A astronomia era outro domínio em que Gerbert se destacava. Especialmente, devemos ele a introdução no Ocidente do astrolábio, instrumento de observação e cálculo extremamente preciso que teria um papel fundamental na era dos descobrimentos.
Gerbert, também deixou importante obra escrita na música. Um de seus trabalhos explica como calcular o comprimento dos tubos de um órgão de modo a cobrir uma banda de duas oitavas, o que envolve problemas matemáticos.
Em geometria, suas notas de aula para os alunos de Reims foram o trabalho mais avançado sobre o tema na Europa durante dois séculos, só vindo a ser suplantadas pela tradução para o latim dos Elementos de Euclides (a partir do árabe, já que o original grego se perdeu). A par de seu trabalho como estudioso e acadêmico, Gerbert foi também um ator relevante nas grandes questões políticas do seu tempo. Foi fundamental para a ascensão de Hugo Capeto ao trono da França em 987. Quatro anos depois foi recompensado com a nomeação como arcebispo de Reims, mas a sua oposição a Roma fez com que fosse excomungado e deposto.

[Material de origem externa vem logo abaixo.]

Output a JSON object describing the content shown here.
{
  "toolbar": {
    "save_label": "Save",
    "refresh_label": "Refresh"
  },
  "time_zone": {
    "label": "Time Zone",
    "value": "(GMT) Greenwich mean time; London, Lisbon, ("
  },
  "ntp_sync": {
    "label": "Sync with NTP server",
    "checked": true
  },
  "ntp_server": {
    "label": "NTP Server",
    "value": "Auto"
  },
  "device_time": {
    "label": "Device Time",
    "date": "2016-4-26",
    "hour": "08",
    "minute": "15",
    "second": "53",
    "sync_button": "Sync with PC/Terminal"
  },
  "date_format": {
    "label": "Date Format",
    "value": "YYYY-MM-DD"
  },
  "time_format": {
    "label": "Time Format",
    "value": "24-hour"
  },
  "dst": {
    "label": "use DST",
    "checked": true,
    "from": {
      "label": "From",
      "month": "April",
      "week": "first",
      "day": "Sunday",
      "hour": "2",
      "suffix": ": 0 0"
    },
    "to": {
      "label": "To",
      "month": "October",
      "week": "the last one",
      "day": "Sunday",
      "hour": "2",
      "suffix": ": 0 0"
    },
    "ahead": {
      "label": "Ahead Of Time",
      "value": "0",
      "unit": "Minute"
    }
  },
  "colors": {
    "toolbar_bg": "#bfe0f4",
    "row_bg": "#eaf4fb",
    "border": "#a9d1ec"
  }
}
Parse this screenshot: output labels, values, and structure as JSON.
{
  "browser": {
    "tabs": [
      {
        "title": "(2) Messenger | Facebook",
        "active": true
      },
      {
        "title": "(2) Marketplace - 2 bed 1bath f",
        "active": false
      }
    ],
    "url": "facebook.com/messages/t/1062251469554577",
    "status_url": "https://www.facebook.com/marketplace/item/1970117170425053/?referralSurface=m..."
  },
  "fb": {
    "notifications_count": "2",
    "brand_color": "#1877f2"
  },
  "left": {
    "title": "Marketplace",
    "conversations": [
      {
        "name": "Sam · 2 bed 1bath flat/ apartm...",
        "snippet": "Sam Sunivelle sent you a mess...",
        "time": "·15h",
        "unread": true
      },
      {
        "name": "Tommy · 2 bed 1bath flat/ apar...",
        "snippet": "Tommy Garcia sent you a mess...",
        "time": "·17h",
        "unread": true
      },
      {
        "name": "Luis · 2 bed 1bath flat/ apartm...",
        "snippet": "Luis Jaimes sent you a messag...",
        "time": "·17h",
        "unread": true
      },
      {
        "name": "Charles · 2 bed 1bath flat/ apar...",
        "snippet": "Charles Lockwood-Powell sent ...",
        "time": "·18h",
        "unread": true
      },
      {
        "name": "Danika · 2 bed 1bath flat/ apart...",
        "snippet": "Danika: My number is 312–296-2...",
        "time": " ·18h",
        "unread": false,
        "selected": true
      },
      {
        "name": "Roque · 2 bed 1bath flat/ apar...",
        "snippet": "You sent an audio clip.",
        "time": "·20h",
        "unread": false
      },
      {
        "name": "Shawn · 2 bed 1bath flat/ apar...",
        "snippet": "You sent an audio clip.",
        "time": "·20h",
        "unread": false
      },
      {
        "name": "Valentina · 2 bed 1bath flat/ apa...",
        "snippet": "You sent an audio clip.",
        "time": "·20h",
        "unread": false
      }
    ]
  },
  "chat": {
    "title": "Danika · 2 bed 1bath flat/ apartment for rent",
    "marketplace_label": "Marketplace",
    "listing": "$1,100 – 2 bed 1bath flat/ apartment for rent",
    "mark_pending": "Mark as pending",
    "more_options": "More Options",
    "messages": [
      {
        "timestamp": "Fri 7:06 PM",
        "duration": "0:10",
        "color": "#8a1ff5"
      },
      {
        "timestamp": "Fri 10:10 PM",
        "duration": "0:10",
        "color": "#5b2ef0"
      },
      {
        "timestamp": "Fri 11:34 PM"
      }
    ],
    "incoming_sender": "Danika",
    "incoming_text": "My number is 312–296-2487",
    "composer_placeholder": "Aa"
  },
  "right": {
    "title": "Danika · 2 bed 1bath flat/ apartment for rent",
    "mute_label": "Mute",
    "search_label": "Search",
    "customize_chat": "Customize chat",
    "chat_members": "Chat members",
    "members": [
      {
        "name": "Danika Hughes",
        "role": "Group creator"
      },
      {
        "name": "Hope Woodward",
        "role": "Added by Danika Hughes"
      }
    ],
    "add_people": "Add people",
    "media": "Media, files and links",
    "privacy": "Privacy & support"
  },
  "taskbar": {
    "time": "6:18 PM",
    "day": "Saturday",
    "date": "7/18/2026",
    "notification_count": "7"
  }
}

Contou com a proteção do imperador romano, Oto 3º, de quem também fora tutor. Oto o nomeou arcebispo de Ravena, em 998, e no ano seguinte fez com que ele fosse eleito papa. O nome, Silvestre 2º, foi uma homenagem ao papa Silvestre 1º, que fora colaborador de outro imperador romano, Constantino, o Grande.
Gerbert morreu em 1003, sem ter se livrado da suspeita de ter um pacto satânico para impulsionar sua carreira. A tal ponto que, em 1648, sua tumba foi aberta para comprovar que não abrigava um demônio.